This is definitely not your standard potato salad. Earthy red potatoes and sweet red peppers are roasted and tossed with peppery arugula along with a lemon-maple dressing and shaved Parmesan cheese.
Potato salad is that one dish everyone thinks of when the picnics and barbecues start happening. While delicious, most recipes use mayonnaise, which is higher in calories, making it anything but waistline friendly.
This potato salad takes a turn for healthy and skips the mayo and heavy dressings, opting for a light and bright lemon and olive oil dressing. Rather than boiling my potatoes, I tossed them into olive oil and herbs along with sliced red peppers, and roasted them in the oven.
Hearty enough to fill any vegetarian’s belly, this salad could be a main course for your veggie-only guests or a lovely side dish next to grilled chicken or a juicy burger. This is wonderful served at room temperature or chilled.

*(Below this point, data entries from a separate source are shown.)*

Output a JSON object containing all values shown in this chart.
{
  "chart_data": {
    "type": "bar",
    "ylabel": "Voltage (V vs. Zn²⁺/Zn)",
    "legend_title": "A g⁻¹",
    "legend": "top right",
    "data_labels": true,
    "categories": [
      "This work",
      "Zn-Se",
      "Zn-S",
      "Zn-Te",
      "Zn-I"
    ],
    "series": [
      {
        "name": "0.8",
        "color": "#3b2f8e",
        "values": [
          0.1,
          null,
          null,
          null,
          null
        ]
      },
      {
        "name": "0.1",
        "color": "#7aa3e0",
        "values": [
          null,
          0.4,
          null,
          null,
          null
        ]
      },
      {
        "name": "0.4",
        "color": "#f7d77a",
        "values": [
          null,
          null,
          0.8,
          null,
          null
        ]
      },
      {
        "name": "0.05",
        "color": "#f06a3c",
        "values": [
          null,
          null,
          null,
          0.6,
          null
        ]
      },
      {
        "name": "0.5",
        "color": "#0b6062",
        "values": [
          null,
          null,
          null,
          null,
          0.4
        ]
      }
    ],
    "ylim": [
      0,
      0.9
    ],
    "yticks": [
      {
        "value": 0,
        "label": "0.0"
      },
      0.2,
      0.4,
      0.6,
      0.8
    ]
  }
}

Roasted red pepper and potato salad recipe
Light yet filling, this wonderful salad is full of roasted red peppers and red potatoes that are tossed with fresh arugula. Dressed in a light lemon and olive dressing, it’s finished off with Parmesan cheese. Tip: Make this salad ahead of time by keeping the greens, dressing and cheese separate and tossing right before serving.
Serves 8
Prep time: 10 minutes | Bake time: 45 minutes | Inactive time: 10 minutes | Total time: 1 hour 5 minutes
Ingredients:
For the potatoes
- 1 pound small red potatoes, diced or halved
- 2 large red bell peppers, sliced
- 1 small sweet onion, sliced thin
- 2 tablespoons olive oil
- 1 tablespoon roasted garlic
- Salt and pepper, to taste
For the salad
- 1/4 cup extra-virgin olive oil
- 2 lemons, juiced
- 2 tablespoons pure maple syrup
- 1 small shallot, minced
- Salt and pepper, to taste
- 6 cups fresh baby arugula greens
- 1 large handful fresh parsley, finely chopped
- Parmesan cheese, for topping
Directions:
- Heat the oven to 400 degrees F, and line a baking sheet with parchment paper.

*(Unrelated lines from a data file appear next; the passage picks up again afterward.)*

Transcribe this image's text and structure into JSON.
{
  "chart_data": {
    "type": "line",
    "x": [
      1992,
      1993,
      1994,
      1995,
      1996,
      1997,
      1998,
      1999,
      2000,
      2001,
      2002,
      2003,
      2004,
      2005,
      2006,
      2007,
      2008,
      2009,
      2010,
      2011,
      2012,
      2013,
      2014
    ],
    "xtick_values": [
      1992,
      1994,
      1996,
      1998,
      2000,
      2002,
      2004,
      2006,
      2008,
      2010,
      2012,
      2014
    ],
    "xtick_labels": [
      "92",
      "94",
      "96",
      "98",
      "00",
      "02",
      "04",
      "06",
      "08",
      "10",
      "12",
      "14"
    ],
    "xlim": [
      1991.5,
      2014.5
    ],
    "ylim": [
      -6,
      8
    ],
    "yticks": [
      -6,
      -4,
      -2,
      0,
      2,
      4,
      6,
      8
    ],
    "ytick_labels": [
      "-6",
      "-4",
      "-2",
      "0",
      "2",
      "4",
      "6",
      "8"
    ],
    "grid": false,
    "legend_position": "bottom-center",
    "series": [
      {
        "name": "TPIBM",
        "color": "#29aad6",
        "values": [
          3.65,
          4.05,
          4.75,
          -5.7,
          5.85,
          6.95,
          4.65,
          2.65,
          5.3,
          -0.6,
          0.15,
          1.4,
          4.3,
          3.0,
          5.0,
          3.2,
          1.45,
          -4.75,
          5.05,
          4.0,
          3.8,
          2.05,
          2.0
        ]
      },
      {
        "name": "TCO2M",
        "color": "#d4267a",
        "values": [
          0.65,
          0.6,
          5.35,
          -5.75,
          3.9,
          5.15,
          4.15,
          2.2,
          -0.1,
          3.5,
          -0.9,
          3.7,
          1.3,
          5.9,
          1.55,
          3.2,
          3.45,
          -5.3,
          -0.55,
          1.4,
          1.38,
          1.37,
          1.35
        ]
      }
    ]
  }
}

- To a mixing bowl, add the potatoes, peppers, onions, olive oil and roasted garlic, and season with salt and pepper.
- Toss the vegetables well, and spread them evenly onto the baking sheet. Roast for 45 minutes or until the peppers and potatoes start to brown and look caramelized.
- Remove from the oven, and allow to cool for 10 minutes.
- To a salad bowl, add the olive oil, lemon juice, maple syrup and shallots, and season with salt and pepper. Mix the dressing well, and add the baby arugula and chopped parsley.
- Toss the greens well, and transfer to a serving platter.
- Top with the roasted peppers and potatoes, garnish with long, shaved slices of Parmesan cheese, and serve.